I must admit it is hard to find take-outs I can go to at present.

But my Cousins’ wife sent me a link as she abides by this diet as well and I do enjoy trying the new foods I am finding.

Sometimes, we can do so much better for ourselves than our doctors can.

A Vegetarian That Cannot Eat Salad?

I am a Flexitarian…which means I am a Semi-Vegetarian or one who rarely eats meat.  I am on a low-protein diet with my disease and I eat a lot of starches.  For us, that is good.  I prefer a Veggie Dog to a regular Hot Dog most of the time however some restaurant chains do not have those therefore I will have All-Beef.  Lately, I’ve discovered when eating salads and fruit my stomach goes on revolt.  How can one be a Vegetarian or even a Flexitarian without salads or fruit?  I’ll eat them anyway knowing I will be paying for it, just as I know on the days I go over my protein allotment I will be paying for it.  Such is my life of stomach discontentment.   

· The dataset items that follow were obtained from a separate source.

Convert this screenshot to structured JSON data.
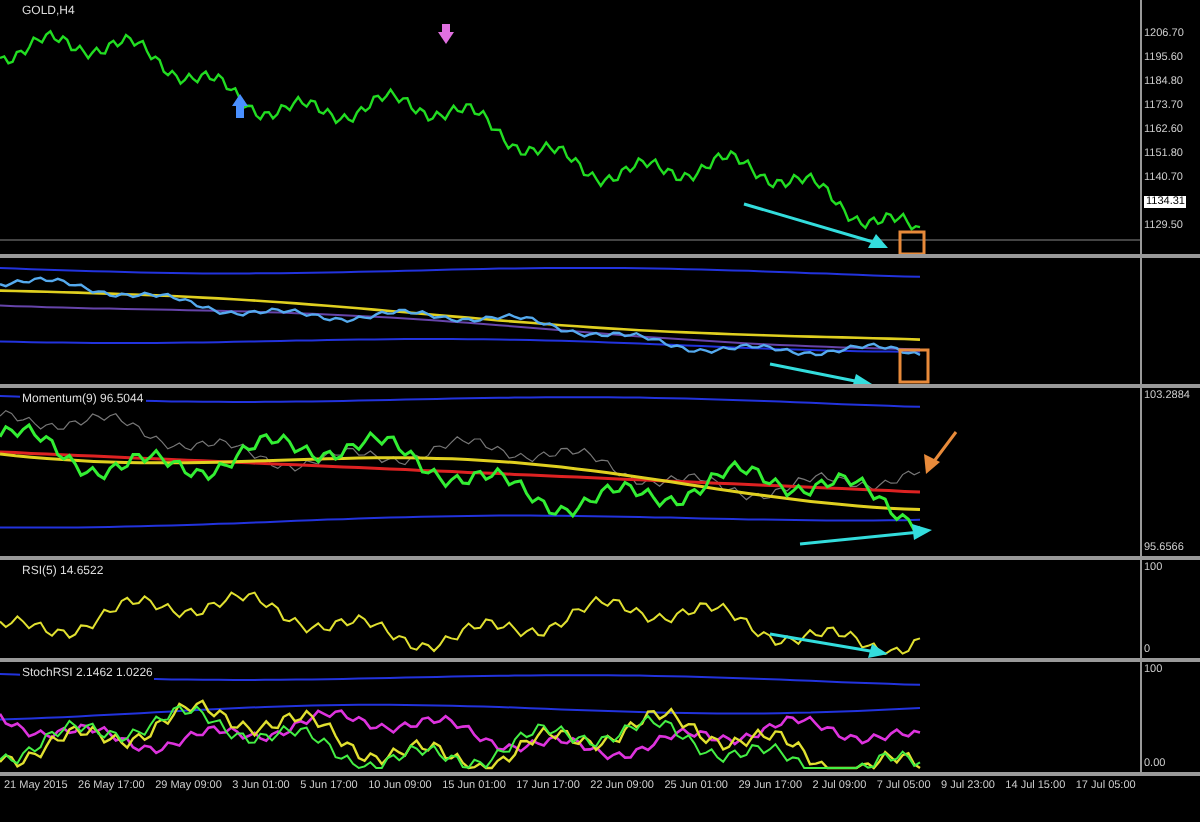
{
  "panes": [
    {
      "kind": "price",
      "label": "GOLD,H4",
      "axis_labels": [
        "1206.70",
        "1195.60",
        "1184.80",
        "1173.70",
        "1162.60",
        "1151.80",
        "1140.70"
      ],
      "current_price": "1134.31",
      "bottom_label": "1129.50"
    },
    {
      "kind": "bands"
    },
    {
      "kind": "momentum",
      "label": "Momentum(9) 96.5044",
      "axis_labels": [
        "103.2884",
        "95.6566"
      ]
    },
    {
      "kind": "rsi",
      "label": "RSI(5) 14.6522",
      "axis_labels": [
        "100",
        "0"
      ]
    },
    {
      "kind": "stoch",
      "label": "StochRSI 2.1462 1.0226",
      "axis_labels": [
        "100",
        "0.00"
      ]
    }
  ],
  "time_axis": [
    "21 May 2015",
    "26 May 17:00",
    "29 May 09:00",
    "3 Jun 01:00",
    "5 Jun 17:00",
    "10 Jun 09:00",
    "15 Jun 01:00",
    "17 Jun 17:00",
    "22 Jun 09:00",
    "25 Jun 01:00",
    "29 Jun 17:00",
    "2 Jul 09:00",
    "7 Jul 05:00",
    "9 Jul 23:00",
    "14 Jul 15:00",
    "17 Jul 05:00"
  ]
}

Aside from the fact that I cannot have much protein being the reason I am a Flexitarian, I really do not believe in the eating of animals here in the U.S.  We have so much food here with so many options.  We are no longer Cave Dwellers who need to hunt for our food.  The earth provides so much and it is healthy.  I do not force my belief on others.  My husband is a definite Carnivore and we actually have different shelves of the refrigerator.  I just wanted to share/explain my reasoning for my choice.

I also buy non-animal-tested products as often as possible. 

Can you tell I am an Animal rights person?  However, I will never go so far as to throw mud at Fur Coats or get stupid or non-sensical as that.  That is ridiculous.  The coats are already made and it does nothing to save anyone or anything.